Why did I start a blog?  Good question I have days when I ask myself the same thing.  Who in the world would want to read anything I have to say? Yet, like only 3 other cases in my life I felt this was something God was leading me to without much consent from myself ;)! I will at some point share those other things with you.  Have you just known you were supposed to do something? Maybe your gut or thoughts kept traveling to an idea? Then you argued with that thought saying “What? Why me? I have no time. I am not equipped. I am not educated enough.” Well, that was/is me in more than one case. Or maybe you had thoughts that convicted you of something and became what you needed to believe in yourself or your dreams.  Again, that was/is me in at least one situation.  With that said explaining my decision/choice/conviction to create a blog is something I can not do.  This time like other times it was that I felt led by God and I followed.  Not always easy……

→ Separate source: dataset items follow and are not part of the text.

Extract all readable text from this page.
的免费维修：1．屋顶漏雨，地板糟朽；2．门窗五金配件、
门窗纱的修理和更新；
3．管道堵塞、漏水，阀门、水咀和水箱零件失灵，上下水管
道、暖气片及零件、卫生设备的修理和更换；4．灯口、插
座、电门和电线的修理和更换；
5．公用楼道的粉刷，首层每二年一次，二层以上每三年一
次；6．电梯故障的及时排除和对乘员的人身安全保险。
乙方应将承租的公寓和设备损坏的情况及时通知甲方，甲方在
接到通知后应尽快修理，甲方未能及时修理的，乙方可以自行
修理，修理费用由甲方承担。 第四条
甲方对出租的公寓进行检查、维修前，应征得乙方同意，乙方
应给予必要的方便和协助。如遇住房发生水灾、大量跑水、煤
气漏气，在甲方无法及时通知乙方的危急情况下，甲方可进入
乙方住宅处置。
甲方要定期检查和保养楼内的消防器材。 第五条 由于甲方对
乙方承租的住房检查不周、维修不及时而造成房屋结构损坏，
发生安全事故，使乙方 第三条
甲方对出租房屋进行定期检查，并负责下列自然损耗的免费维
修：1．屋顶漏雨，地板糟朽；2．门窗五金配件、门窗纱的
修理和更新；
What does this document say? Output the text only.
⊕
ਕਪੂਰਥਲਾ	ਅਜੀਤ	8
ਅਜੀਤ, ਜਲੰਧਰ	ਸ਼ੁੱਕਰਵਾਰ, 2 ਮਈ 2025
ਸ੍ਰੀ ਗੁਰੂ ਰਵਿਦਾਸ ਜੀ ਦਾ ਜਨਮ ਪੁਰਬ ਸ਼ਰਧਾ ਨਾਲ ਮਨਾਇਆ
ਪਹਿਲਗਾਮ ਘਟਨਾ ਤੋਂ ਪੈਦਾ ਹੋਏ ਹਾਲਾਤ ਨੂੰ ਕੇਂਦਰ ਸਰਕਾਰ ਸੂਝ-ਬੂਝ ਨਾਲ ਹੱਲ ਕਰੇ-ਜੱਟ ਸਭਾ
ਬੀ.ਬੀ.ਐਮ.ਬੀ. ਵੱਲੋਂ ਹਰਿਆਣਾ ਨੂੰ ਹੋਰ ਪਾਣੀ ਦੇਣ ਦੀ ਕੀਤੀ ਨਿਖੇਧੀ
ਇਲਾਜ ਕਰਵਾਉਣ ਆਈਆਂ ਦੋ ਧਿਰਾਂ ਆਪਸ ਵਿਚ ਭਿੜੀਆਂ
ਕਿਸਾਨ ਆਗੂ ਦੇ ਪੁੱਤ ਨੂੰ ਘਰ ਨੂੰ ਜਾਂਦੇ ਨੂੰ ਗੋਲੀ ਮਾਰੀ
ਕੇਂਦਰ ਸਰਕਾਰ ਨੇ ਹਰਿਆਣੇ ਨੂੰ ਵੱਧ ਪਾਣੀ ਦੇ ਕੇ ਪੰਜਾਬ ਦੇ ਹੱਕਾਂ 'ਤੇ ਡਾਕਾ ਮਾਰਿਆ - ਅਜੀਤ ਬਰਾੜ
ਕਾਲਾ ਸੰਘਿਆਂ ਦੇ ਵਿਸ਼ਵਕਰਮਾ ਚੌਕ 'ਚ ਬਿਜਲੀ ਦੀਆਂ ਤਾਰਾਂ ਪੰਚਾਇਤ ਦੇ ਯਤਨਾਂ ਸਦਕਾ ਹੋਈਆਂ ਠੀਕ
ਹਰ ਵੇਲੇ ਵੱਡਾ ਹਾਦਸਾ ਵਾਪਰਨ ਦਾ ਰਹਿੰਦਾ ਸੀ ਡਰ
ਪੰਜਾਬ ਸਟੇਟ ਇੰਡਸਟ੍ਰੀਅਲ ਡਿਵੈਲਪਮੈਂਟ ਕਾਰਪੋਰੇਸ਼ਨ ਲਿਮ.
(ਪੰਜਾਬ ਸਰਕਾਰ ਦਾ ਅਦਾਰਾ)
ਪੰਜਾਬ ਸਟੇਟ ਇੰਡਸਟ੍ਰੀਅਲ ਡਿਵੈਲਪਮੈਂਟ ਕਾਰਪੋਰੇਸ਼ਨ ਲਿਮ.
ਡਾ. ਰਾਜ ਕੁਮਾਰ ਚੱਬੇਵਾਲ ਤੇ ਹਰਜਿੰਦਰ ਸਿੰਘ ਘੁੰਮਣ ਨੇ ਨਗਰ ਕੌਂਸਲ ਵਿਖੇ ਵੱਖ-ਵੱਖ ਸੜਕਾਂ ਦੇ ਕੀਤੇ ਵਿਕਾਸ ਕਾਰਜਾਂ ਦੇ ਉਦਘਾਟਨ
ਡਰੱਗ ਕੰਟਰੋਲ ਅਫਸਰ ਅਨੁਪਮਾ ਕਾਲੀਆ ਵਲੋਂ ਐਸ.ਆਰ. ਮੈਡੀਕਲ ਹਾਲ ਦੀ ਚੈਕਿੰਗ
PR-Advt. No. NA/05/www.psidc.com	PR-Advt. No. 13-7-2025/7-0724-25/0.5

Over the next few months I plan to be writing and sharing posts about any of the following; general thoughts, home schooling, kid stories, Natropathic/Homeopathic thoughts, spiritual journey/exploration, struggles with anything and everything that the world puts before me.  Do not be at all surprised if you find this to be similar to a journal; after all, I have been writing in a journal since I was 12.  I want this to be a place that I share and you find a laugh, a must needed cry, encouragement, or even a Momma connection.

FYI….I am a writer NOT nor will I claim to be an editor.  I am here because God led me here to share not to stress and worry about the correct choice of words.  I am sharing thoughts/emotions/stories NOT simply words.